3) Take on more staff

You can run a nice little business on your own, but if you want substantial success, you’ll have to take on more staff. Hiring specialist staff in areas such as design, finance, IT, marketing, sales and order processing frees up your time so that you can concentrate on growing your business and taking a strategic approach.

At first it can be worth outsourcing some of the functions of your business, especially if you only need to call upon some skillsets for a short period of time, but for long term growth and staff loyalty, it makes sense to recruit permanent staff. (Here are seven tips to help you find and hire the right people.)

4) Become a great manager

A great business needs a great manager, and this is especially true when you have staff to manage as well.

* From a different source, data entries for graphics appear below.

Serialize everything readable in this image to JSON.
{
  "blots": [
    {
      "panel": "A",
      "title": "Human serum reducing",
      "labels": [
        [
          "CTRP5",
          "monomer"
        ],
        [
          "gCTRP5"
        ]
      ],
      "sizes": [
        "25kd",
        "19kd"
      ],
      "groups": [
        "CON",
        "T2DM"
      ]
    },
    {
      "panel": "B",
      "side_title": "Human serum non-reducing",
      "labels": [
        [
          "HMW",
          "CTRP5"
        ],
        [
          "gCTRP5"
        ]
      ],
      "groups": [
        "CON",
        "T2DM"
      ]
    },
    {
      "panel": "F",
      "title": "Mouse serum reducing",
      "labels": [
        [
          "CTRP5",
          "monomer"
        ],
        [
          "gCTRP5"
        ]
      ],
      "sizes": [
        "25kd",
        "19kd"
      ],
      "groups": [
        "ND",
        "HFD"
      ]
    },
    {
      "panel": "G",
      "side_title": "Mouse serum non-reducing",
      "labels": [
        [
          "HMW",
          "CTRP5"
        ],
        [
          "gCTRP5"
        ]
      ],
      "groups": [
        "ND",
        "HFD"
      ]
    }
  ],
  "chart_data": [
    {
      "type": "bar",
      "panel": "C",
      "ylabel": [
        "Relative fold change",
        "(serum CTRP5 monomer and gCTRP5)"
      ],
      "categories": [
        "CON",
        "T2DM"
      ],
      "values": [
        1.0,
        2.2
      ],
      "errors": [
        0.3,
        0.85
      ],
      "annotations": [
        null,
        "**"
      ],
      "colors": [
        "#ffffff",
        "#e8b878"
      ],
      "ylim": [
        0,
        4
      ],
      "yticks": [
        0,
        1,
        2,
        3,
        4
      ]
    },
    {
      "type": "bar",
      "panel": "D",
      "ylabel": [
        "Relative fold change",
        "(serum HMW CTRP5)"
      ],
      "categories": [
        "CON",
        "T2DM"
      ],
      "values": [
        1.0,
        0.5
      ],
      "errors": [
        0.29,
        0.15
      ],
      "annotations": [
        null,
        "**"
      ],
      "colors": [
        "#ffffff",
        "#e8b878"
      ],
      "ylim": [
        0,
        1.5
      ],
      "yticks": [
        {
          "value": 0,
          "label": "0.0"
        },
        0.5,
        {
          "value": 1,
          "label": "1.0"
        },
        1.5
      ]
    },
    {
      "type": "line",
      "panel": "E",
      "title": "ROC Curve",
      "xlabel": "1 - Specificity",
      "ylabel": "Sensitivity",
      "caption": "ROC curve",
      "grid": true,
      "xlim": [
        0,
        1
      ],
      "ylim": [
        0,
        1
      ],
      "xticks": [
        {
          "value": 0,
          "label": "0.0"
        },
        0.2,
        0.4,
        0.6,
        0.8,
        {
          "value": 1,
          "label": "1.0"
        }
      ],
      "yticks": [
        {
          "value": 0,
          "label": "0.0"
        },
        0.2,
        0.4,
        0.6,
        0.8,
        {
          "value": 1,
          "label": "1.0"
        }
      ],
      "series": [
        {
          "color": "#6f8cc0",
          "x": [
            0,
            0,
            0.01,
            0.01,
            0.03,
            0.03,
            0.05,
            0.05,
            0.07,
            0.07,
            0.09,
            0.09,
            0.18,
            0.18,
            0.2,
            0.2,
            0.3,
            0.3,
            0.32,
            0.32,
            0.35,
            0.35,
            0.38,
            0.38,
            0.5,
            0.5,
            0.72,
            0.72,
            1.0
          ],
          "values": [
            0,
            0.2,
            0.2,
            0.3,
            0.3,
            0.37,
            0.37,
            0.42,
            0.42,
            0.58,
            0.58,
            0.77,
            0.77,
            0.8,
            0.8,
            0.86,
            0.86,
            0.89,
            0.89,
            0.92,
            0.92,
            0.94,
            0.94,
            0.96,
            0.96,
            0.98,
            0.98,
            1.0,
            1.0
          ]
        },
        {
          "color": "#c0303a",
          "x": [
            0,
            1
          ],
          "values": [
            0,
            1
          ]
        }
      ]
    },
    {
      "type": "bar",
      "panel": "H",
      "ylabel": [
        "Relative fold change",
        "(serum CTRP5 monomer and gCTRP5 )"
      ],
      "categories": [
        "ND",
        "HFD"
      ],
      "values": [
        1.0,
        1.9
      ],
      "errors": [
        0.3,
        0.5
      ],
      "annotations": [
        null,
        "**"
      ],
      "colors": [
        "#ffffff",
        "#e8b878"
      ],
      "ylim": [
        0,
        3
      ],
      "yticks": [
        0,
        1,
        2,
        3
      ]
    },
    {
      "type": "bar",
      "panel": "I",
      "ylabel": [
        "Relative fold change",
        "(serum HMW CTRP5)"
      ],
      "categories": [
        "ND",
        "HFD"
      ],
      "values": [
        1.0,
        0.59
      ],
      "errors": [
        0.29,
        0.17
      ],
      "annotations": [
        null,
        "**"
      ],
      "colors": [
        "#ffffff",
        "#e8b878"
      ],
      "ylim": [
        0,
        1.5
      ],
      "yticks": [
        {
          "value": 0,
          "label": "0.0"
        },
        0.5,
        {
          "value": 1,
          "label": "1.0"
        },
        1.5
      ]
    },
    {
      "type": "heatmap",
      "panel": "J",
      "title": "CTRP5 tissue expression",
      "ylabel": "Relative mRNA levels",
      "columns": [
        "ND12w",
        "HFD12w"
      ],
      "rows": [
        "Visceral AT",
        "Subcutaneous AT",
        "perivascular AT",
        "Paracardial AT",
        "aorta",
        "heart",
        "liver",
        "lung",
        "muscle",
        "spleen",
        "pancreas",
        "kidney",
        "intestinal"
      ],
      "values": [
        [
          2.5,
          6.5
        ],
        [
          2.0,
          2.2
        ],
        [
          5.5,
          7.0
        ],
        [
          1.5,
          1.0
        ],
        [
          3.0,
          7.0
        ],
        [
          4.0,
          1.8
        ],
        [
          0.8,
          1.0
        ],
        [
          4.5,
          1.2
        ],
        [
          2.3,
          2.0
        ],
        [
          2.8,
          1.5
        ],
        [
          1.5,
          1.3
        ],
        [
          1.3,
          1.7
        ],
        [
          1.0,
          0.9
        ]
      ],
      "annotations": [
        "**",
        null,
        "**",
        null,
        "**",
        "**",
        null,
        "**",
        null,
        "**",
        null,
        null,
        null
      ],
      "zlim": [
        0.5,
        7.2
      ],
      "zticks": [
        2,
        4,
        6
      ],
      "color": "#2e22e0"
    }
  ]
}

Management doesn’t necessarily come easy to entrepreneurs and business leaders, but the good news is that it’s a skill that can be learnt.

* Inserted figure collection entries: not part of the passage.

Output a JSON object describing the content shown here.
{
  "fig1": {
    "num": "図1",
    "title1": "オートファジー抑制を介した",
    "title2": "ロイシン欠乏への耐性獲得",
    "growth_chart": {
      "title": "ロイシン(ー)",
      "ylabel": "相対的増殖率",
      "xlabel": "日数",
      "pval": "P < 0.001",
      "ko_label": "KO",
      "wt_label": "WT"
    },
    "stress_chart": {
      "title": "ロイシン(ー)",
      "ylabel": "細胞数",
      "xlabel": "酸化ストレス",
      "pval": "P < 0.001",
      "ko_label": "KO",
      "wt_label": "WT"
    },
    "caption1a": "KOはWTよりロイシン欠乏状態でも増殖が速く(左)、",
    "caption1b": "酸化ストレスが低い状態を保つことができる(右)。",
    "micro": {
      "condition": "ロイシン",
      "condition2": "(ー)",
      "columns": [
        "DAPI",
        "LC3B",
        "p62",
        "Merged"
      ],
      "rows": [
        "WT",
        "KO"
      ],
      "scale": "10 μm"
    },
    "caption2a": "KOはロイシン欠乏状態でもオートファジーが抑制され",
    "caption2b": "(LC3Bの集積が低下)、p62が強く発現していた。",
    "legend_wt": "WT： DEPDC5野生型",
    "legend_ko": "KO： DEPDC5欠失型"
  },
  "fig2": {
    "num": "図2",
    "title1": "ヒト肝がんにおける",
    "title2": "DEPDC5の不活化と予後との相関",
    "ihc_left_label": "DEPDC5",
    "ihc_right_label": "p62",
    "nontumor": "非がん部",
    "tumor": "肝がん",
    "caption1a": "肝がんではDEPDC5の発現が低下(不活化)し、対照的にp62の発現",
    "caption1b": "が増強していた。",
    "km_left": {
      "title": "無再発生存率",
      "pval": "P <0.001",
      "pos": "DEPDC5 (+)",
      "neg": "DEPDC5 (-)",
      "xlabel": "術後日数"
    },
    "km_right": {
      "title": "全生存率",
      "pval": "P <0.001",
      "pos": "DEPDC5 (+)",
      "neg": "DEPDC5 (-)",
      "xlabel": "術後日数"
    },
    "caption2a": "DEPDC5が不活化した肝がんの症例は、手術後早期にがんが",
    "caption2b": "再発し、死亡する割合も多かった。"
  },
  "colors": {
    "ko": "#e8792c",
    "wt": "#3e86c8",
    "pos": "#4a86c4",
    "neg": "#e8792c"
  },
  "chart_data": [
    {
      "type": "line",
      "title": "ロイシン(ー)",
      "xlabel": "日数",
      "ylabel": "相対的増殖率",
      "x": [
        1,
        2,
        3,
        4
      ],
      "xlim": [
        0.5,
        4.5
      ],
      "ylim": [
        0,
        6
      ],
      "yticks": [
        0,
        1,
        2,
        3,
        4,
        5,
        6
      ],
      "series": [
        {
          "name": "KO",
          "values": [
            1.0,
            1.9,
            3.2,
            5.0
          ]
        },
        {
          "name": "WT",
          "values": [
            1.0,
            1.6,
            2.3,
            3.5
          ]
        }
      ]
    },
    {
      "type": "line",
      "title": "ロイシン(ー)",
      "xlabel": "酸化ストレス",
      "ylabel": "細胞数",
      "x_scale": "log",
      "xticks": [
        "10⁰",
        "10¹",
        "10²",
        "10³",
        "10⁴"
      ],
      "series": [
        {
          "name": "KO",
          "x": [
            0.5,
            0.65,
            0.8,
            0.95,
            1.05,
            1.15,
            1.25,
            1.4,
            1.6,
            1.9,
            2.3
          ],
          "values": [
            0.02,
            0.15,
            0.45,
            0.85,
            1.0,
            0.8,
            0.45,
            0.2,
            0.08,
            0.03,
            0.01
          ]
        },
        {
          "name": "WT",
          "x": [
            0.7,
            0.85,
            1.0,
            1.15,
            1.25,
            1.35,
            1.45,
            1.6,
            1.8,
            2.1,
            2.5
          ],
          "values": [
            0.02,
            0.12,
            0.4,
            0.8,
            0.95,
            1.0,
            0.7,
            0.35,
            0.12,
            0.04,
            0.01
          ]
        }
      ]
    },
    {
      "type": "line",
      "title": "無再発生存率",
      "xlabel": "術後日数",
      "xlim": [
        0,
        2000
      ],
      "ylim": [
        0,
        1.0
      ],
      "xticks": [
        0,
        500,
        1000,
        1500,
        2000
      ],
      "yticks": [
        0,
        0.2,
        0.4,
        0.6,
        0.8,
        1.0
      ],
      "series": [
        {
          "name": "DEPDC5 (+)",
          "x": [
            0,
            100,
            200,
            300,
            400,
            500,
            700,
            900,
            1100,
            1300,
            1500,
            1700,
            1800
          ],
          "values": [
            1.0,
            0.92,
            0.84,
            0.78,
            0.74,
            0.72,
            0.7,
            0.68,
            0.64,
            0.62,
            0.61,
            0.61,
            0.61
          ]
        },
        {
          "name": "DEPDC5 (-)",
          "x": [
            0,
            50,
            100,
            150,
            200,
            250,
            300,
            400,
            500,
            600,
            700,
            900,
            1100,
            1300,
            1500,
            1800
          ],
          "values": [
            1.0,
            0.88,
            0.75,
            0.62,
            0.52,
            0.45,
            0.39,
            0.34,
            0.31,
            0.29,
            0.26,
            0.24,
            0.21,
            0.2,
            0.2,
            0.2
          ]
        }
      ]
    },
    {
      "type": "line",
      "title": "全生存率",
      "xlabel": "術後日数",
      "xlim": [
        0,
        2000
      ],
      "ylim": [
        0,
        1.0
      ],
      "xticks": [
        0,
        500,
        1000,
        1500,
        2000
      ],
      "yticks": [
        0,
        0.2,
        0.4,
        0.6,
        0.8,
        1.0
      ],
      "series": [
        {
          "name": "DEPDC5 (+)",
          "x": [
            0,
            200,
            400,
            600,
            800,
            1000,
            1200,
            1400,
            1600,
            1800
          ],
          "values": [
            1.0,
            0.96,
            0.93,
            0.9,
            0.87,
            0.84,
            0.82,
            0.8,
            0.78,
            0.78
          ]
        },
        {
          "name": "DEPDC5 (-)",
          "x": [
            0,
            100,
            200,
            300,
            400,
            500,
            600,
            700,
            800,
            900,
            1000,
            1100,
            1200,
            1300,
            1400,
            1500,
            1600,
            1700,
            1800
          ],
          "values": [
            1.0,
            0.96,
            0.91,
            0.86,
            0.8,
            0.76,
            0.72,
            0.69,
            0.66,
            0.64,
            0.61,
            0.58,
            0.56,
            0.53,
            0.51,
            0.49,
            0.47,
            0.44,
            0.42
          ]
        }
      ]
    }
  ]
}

There are many high quality management training courses available, including First Line Management Training, that can give you the skills you need to develop yourself and your employees if you’re new to management or to running a business.

Many courses are run remotely or over a couple of days, so you don’t need to take a break from your growing business to attend them.

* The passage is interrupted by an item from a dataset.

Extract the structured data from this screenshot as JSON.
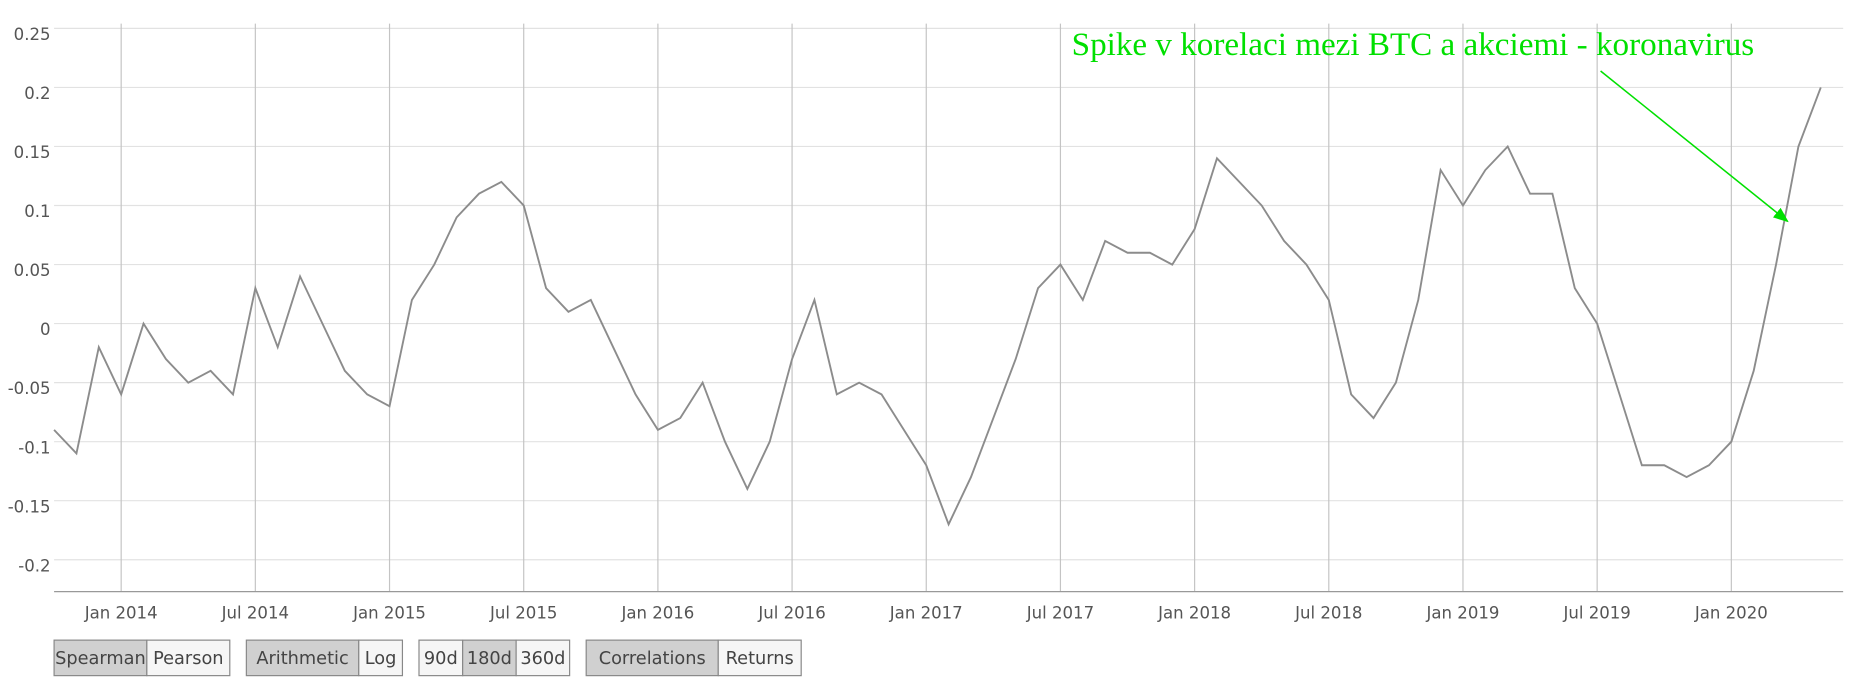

5) Network, network, network

There are always opportunities to network in business, and they can be vitally important when your business is in its infancy. Business seminars, conferences and networking events allow you to meet people who are already succeeding in their field, and this means that you can learn from their best practice.

You may also meet potential customers there, especially if you sell business to business, so always take your business cards and be prepared to talk about how you can help other businesses get what they need. It’s a good idea to contact people you met at networking events via email after the event, but don’t be pushy.

One thing you’ll need at any networking event (and should definitely have ready in case you ever meet a potential client or useful contact out and about) is an elevator pitch. If you don’t have one yet, here’s how to prepare yours.

6) Build your brand

Turning your business into a brand can be a shortcut to long term success. In short, it means gaining a great reputation for your business so that it’s recognised by the public and chosen over your business rivals.

Smart marketing and bold logos and designs are good ways to ensure that you stick in the memory of consumers. You should also post regularly on social media and do all you can to wow customers, whether they are domestic or commercial.

When you do this, they’re much more likely to share your social media posts and tell their friends and colleagues about you; in effect, they’re becoming brand ambassadors, without it costing you a penny.

7) Find the right investment

Growing your business can sometimes involve buying new infrastructure, more stock or larger premises, and that can cost money in the short term. That’s why it can be necessary to seek investment that can lead to greater profitability in the medium to long term.

High street banks are one potential source of money, of course, but it can also be worth turning to business angel investors or even business crowdfunding, a trend which is becoming increasingly popular. To gain investment, you’ll need a strong business plan and a firm idea of what you’re going to use the money for and how it will help to increase your profits.